The film ‘Blonde’ depicts Marilyn Monroe, Charlie Chaplin Jr., and Edward G. Robinson Jr. were in a three-way relationship. This has become the talk of the town in the media.
On the face of it, it might seem like the film is a traditional biopic of the ‘Gentleman Prefer Blondes’ star, but it’s actually based on a historical fiction novel of the same name by Joyce Carol Oates – meaning that it mixes together fact and fiction throughout its runtime.
Was Monroe In An Open Relationship?
Joyce Carol Oates, book named ‘Blonde’ is a historical fiction. Readers would never know whether some of the details depicted in the book are true or not. Viewers will therefore be eager to learn which aspects of the plot come from Monroe’s real life and which were invented for this project, given it’s not always clear which elements are taken from the historical record.
One such example concerns the three-way relationship Monroe is in towards the beginning of the film. She is seen to be living in a ménage à trois style arrangement with Cass Chaplin and Eddy Robinson – the respective sons of Hollywood legends Charlie Chaplin and Edward G Robinson.
Although this plot point might have its basis in reality, reports suggest that there was no such open relationship between Monroe, Chaplin, and Robinson. Oates herself said that her novel was a “radically distilled ‘life’ of Marilyn Monroe.” She explained that while she used real-life facts and people, she freely imagined a lot of the rest.
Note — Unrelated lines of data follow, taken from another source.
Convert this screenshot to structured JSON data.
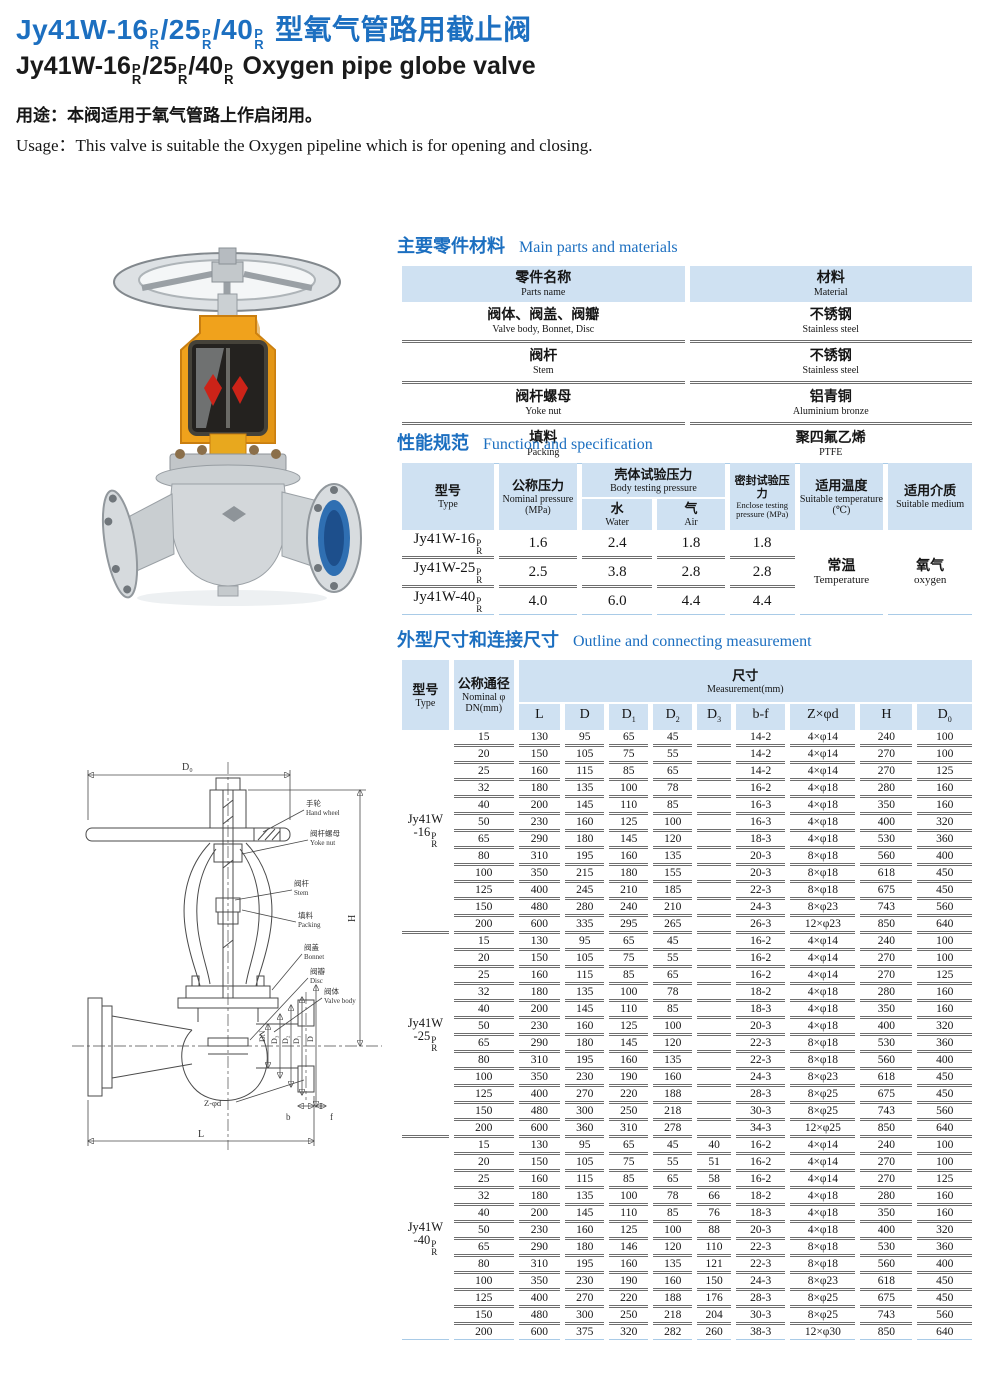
{
  "page": {
    "model_parts": [
      "Jy41W-16",
      "/25",
      "/40"
    ],
    "model_sup": "P",
    "model_sub": "R",
    "title_cn_suffix": "型氧气管路用截止阀",
    "title_en_suffix": "Oxygen pipe globe valve",
    "usage_cn": "用途：本阀适用于氧气管路上作启闭用。",
    "usage_en": "Usage：This valve is suitable the Oxygen pipeline which is for opening and closing."
  },
  "colors": {
    "accent_blue": "#1c6fc0",
    "table_header_bg": "#cfe1f2",
    "rule_gray": "#6e6e6e",
    "rule_light_blue": "#a9cbe7",
    "yoke_yellow": "#f0a21c",
    "indicator_red": "#cc2318",
    "flange_bore_blue": "#2f6fb2"
  },
  "sections": {
    "parts": {
      "title_cn": "主要零件材料",
      "title_en": "Main parts and materials"
    },
    "spec": {
      "title_cn": "性能规范",
      "title_en": "Function and specification"
    },
    "outline": {
      "title_cn": "外型尺寸和连接尺寸",
      "title_en": "Outline and connecting measurement"
    }
  },
  "parts_table": {
    "headers": [
      {
        "cn": "零件名称",
        "en": "Parts name"
      },
      {
        "cn": "材料",
        "en": "Material"
      }
    ],
    "rows": [
      {
        "part_cn": "阀体、阀盖、阀瓣",
        "part_en": "Valve body, Bonnet, Disc",
        "mat_cn": "不锈钢",
        "mat_en": "Stainless steel"
      },
      {
        "part_cn": "阀杆",
        "part_en": "Stem",
        "mat_cn": "不锈钢",
        "mat_en": "Stainless steel"
      },
      {
        "part_cn": "阀杆螺母",
        "part_en": "Yoke nut",
        "mat_cn": "铝青铜",
        "mat_en": "Aluminium bronze"
      },
      {
        "part_cn": "填料",
        "part_en": "Packing",
        "mat_cn": "聚四氟乙烯",
        "mat_en": "PTFE"
      }
    ]
  },
  "spec_table": {
    "headers": {
      "type": {
        "cn": "型号",
        "en": "Type"
      },
      "nominal": {
        "cn": "公称压力",
        "en": "Nominal pressure (MPa)"
      },
      "body": {
        "cn": "壳体试验压力",
        "en": "Body testing pressure"
      },
      "water": {
        "cn": "水",
        "en": "Water"
      },
      "air": {
        "cn": "气",
        "en": "Air"
      },
      "enclose": {
        "cn": "密封试验压力",
        "en": "Enclose testing pressure (MPa)"
      },
      "temp": {
        "cn": "适用温度",
        "en": "Suitable temperature (℃)"
      },
      "medium": {
        "cn": "适用介质",
        "en": "Suitable medium"
      }
    },
    "rows": [
      {
        "type": "Jy41W-16",
        "nominal": "1.6",
        "water": "2.4",
        "air": "1.8",
        "enclose": "1.8"
      },
      {
        "type": "Jy41W-25",
        "nominal": "2.5",
        "water": "3.8",
        "air": "2.8",
        "enclose": "2.8"
      },
      {
        "type": "Jy41W-40",
        "nominal": "4.0",
        "water": "6.0",
        "air": "4.4",
        "enclose": "4.4"
      }
    ],
    "temperature": {
      "cn": "常温",
      "en": "Temperature"
    },
    "medium": {
      "cn": "氧气",
      "en": "oxygen"
    }
  },
  "outline_table": {
    "headers": {
      "type": {
        "cn": "型号",
        "en": "Type"
      },
      "dn": {
        "cn": "公称通径",
        "en": "Nominal φ DN(mm)"
      },
      "measurement": {
        "cn": "尺寸",
        "en": "Measurement(mm)"
      }
    },
    "col_headers": [
      {
        "t": "L"
      },
      {
        "t": "D"
      },
      {
        "t": "D",
        "s": "1"
      },
      {
        "t": "D",
        "s": "2"
      },
      {
        "t": "D",
        "s": "3"
      },
      {
        "t": "b-f"
      },
      {
        "t": "Z×φd"
      },
      {
        "t": "H"
      },
      {
        "t": "D",
        "s": "0"
      }
    ],
    "groups": [
      {
        "label_line1": "Jy41W",
        "label_line2": "-16",
        "rows": [
          [
            "15",
            "130",
            "95",
            "65",
            "45",
            "",
            "14-2",
            "4×φ14",
            "240",
            "100"
          ],
          [
            "20",
            "150",
            "105",
            "75",
            "55",
            "",
            "14-2",
            "4×φ14",
            "270",
            "100"
          ],
          [
            "25",
            "160",
            "115",
            "85",
            "65",
            "",
            "14-2",
            "4×φ14",
            "270",
            "125"
          ],
          [
            "32",
            "180",
            "135",
            "100",
            "78",
            "",
            "16-2",
            "4×φ18",
            "280",
            "160"
          ],
          [
            "40",
            "200",
            "145",
            "110",
            "85",
            "",
            "16-3",
            "4×φ18",
            "350",
            "160"
          ],
          [
            "50",
            "230",
            "160",
            "125",
            "100",
            "",
            "16-3",
            "4×φ18",
            "400",
            "320"
          ],
          [
            "65",
            "290",
            "180",
            "145",
            "120",
            "",
            "18-3",
            "4×φ18",
            "530",
            "360"
          ],
          [
            "80",
            "310",
            "195",
            "160",
            "135",
            "",
            "20-3",
            "8×φ18",
            "560",
            "400"
          ],
          [
            "100",
            "350",
            "215",
            "180",
            "155",
            "",
            "20-3",
            "8×φ18",
            "618",
            "450"
          ],
          [
            "125",
            "400",
            "245",
            "210",
            "185",
            "",
            "22-3",
            "8×φ18",
            "675",
            "450"
          ],
          [
            "150",
            "480",
            "280",
            "240",
            "210",
            "",
            "24-3",
            "8×φ23",
            "743",
            "560"
          ],
          [
            "200",
            "600",
            "335",
            "295",
            "265",
            "",
            "26-3",
            "12×φ23",
            "850",
            "640"
          ]
        ]
      },
      {
        "label_line1": "Jy41W",
        "label_line2": "-25",
        "rows": [
          [
            "15",
            "130",
            "95",
            "65",
            "45",
            "",
            "16-2",
            "4×φ14",
            "240",
            "100"
          ],
          [
            "20",
            "150",
            "105",
            "75",
            "55",
            "",
            "16-2",
            "4×φ14",
            "270",
            "100"
          ],
          [
            "25",
            "160",
            "115",
            "85",
            "65",
            "",
            "16-2",
            "4×φ14",
            "270",
            "125"
          ],
          [
            "32",
            "180",
            "135",
            "100",
            "78",
            "",
            "18-2",
            "4×φ18",
            "280",
            "160"
          ],
          [
            "40",
            "200",
            "145",
            "110",
            "85",
            "",
            "18-3",
            "4×φ18",
            "350",
            "160"
          ],
          [
            "50",
            "230",
            "160",
            "125",
            "100",
            "",
            "20-3",
            "4×φ18",
            "400",
            "320"
          ],
          [
            "65",
            "290",
            "180",
            "145",
            "120",
            "",
            "22-3",
            "8×φ18",
            "530",
            "360"
          ],
          [
            "80",
            "310",
            "195",
            "160",
            "135",
            "",
            "22-3",
            "8×φ18",
            "560",
            "400"
          ],
          [
            "100",
            "350",
            "230",
            "190",
            "160",
            "",
            "24-3",
            "8×φ23",
            "618",
            "450"
          ],
          [
            "125",
            "400",
            "270",
            "220",
            "188",
            "",
            "28-3",
            "8×φ25",
            "675",
            "450"
          ],
          [
            "150",
            "480",
            "300",
            "250",
            "218",
            "",
            "30-3",
            "8×φ25",
            "743",
            "560"
          ],
          [
            "200",
            "600",
            "360",
            "310",
            "278",
            "",
            "34-3",
            "12×φ25",
            "850",
            "640"
          ]
        ]
      },
      {
        "label_line1": "Jy41W",
        "label_line2": "-40",
        "rows": [
          [
            "15",
            "130",
            "95",
            "65",
            "45",
            "40",
            "16-2",
            "4×φ14",
            "240",
            "100"
          ],
          [
            "20",
            "150",
            "105",
            "75",
            "55",
            "51",
            "16-2",
            "4×φ14",
            "270",
            "100"
          ],
          [
            "25",
            "160",
            "115",
            "85",
            "65",
            "58",
            "16-2",
            "4×φ14",
            "270",
            "125"
          ],
          [
            "32",
            "180",
            "135",
            "100",
            "78",
            "66",
            "18-2",
            "4×φ18",
            "280",
            "160"
          ],
          [
            "40",
            "200",
            "145",
            "110",
            "85",
            "76",
            "18-3",
            "4×φ18",
            "350",
            "160"
          ],
          [
            "50",
            "230",
            "160",
            "125",
            "100",
            "88",
            "20-3",
            "4×φ18",
            "400",
            "320"
          ],
          [
            "65",
            "290",
            "180",
            "146",
            "120",
            "110",
            "22-3",
            "8×φ18",
            "530",
            "360"
          ],
          [
            "80",
            "310",
            "195",
            "160",
            "135",
            "121",
            "22-3",
            "8×φ18",
            "560",
            "400"
          ],
          [
            "100",
            "350",
            "230",
            "190",
            "160",
            "150",
            "24-3",
            "8×φ23",
            "618",
            "450"
          ],
          [
            "125",
            "400",
            "270",
            "220",
            "188",
            "176",
            "28-3",
            "8×φ25",
            "675",
            "450"
          ],
          [
            "150",
            "480",
            "300",
            "250",
            "218",
            "204",
            "30-3",
            "8×φ25",
            "743",
            "560"
          ],
          [
            "200",
            "600",
            "375",
            "320",
            "282",
            "260",
            "38-3",
            "12×φ30",
            "850",
            "640"
          ]
        ]
      }
    ]
  },
  "drawing": {
    "dim_top": "D₀",
    "dim_h": "H",
    "dim_l": "L",
    "dim_b": "b",
    "dim_f": "f",
    "dim_zd": "Z-φd",
    "pipe_dims": [
      "DN",
      "D₃",
      "D₂",
      "D₁",
      "D"
    ],
    "callouts": [
      {
        "cn": "手轮",
        "en": "Hand wheel"
      },
      {
        "cn": "阀杆螺母",
        "en": "Yoke nut"
      },
      {
        "cn": "阀杆",
        "en": "Stem"
      },
      {
        "cn": "填料",
        "en": "Packing"
      },
      {
        "cn": "阀盖",
        "en": "Bonnet"
      },
      {
        "cn": "阀瓣",
        "en": "Disc"
      },
      {
        "cn": "阀体",
        "en": "Valve body"
      }
    ]
  }
}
From that imagining, we get director Andrew Dominik’s Netflix film, which he described as “an emotional nightmare fairytale.”
How Were Chaplin And Robinson Involved With Marilyn Monroe?
Chaplin and Monroe are believed to have had a relationship, something which is referenced in Anthony Summers’s biography ‘Goddess: The Secret Lives of Marilyn Monroe’. Cass invited the star to meet his family over lunch in 1947. The relationship is again suggested in Cass’s own book ‘My Father, Charlie Chaplin’.
Meanwhile, Summers’s book also claims that the ‘sex symbol’ of the 50s and 60s met Eddy through Pass and the pair subsequently had a relationship. This was after her relationship with Cass already reached its end. Summers writes that “any passion in the Robinson affair was soon spent, and turned to friendship,” suggesting that it was not a long relationship.
It appears that the trio did continue to stay close friends for some time after these supposed affairs. However, there is no evidence to suggest that the three-way relationship that is depicted in the film is in any way based on real facts.